Rampant proliferation of pre–B cells in leukemia can be caused by overly active proto-oncogenes such as c-Myc. Wossning et al. (page 2829) now discover that this c-Myc surplus is driven by a tyrosine kinase called Syk. But even with lots of c-Myc, pre–B cells still need Syk to cycle.

B cell proliferation and differentiation must be tightly controlled to avoid the release of immature, nonfunctional cells into the circulation. The proliferation is driven by the pre–B cell receptor (pre-BCR), which activates Syk. Syk's role in proliferation is murky: it is overexpressed in some types of lymphoma and leukemia cells, yet it activates a known tumor suppressor and is down-regulated in certain malignant cancers.

To sort through this confusion, Wossning et al. overexpressed Syk in pre–B cells, which transformed the cells into an overproliferative, undifferentiated state. A Syk-specific inhibitor reversed this phenotype. The team thus concludes that Syk is a proto-oncogene rather than tumor suppressor, at least in this cell type.

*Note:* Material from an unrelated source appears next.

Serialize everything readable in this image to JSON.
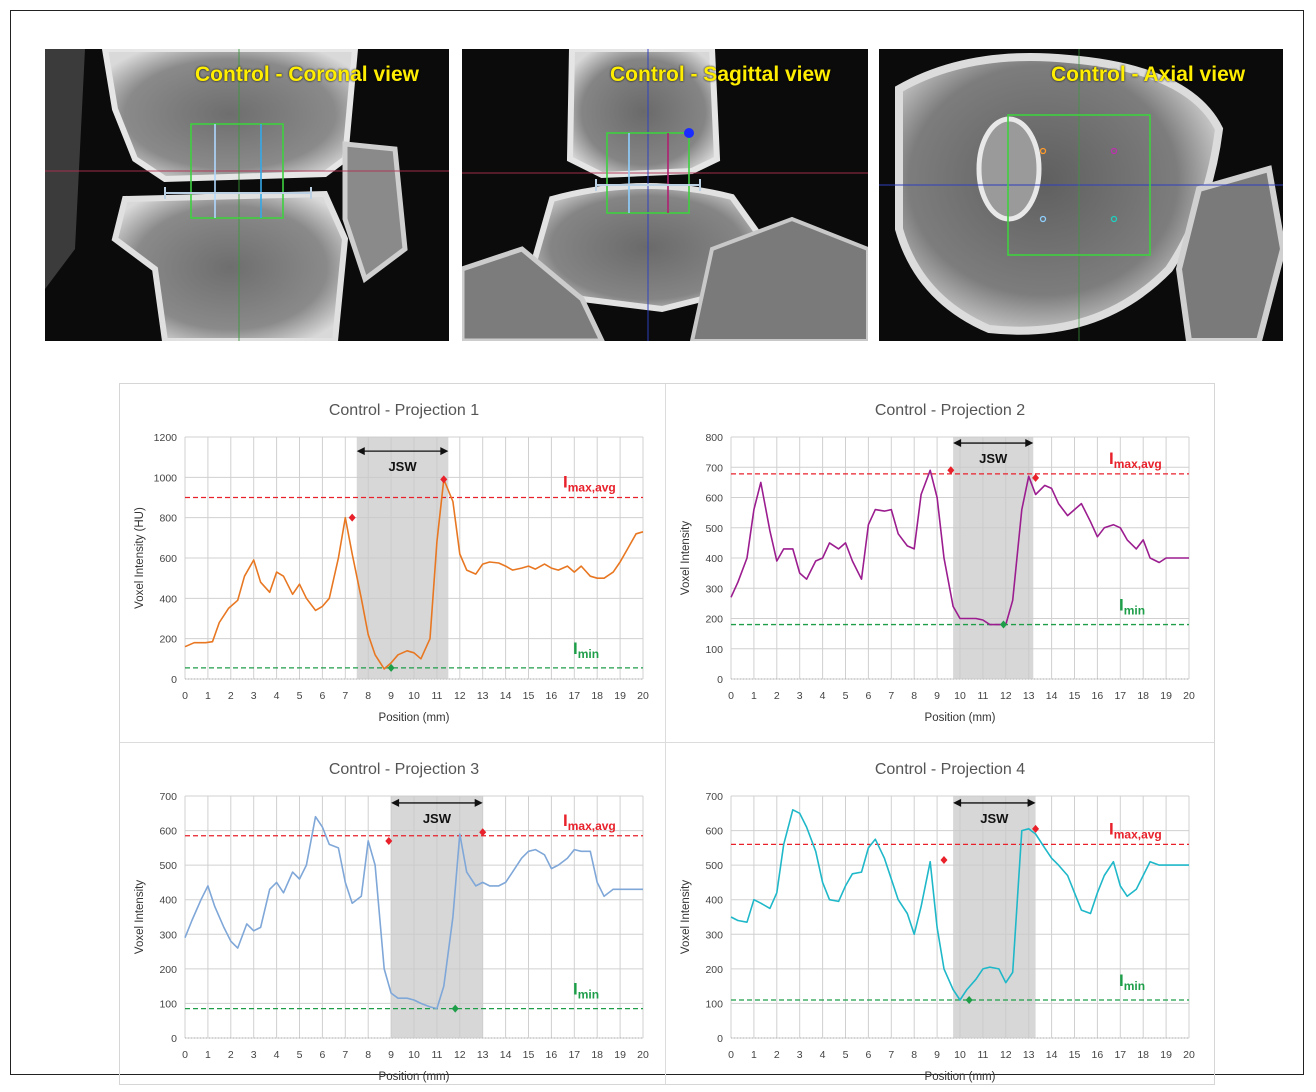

The group also found that Syk promoted c-Myc expression. The addition of more c-Myc was all that was needed to transform pre–B cells, yet this transformation was reversed by Syk inhibition. Furthermore, c-Myc expression did not transform pre–B cells that lacked the pre-BCR. Together, these results indicate that Syk must be turning on other necessary proliferative or survival signals—perhaps Bcl-2 family members—in addition to c-Myc.

The finding that transformation resulting from either too much Syk or too much c-Myc can both be blocked with a Syk inhibitor suggests that a variety of B cell proliferative disorders might respond to this type of treatment.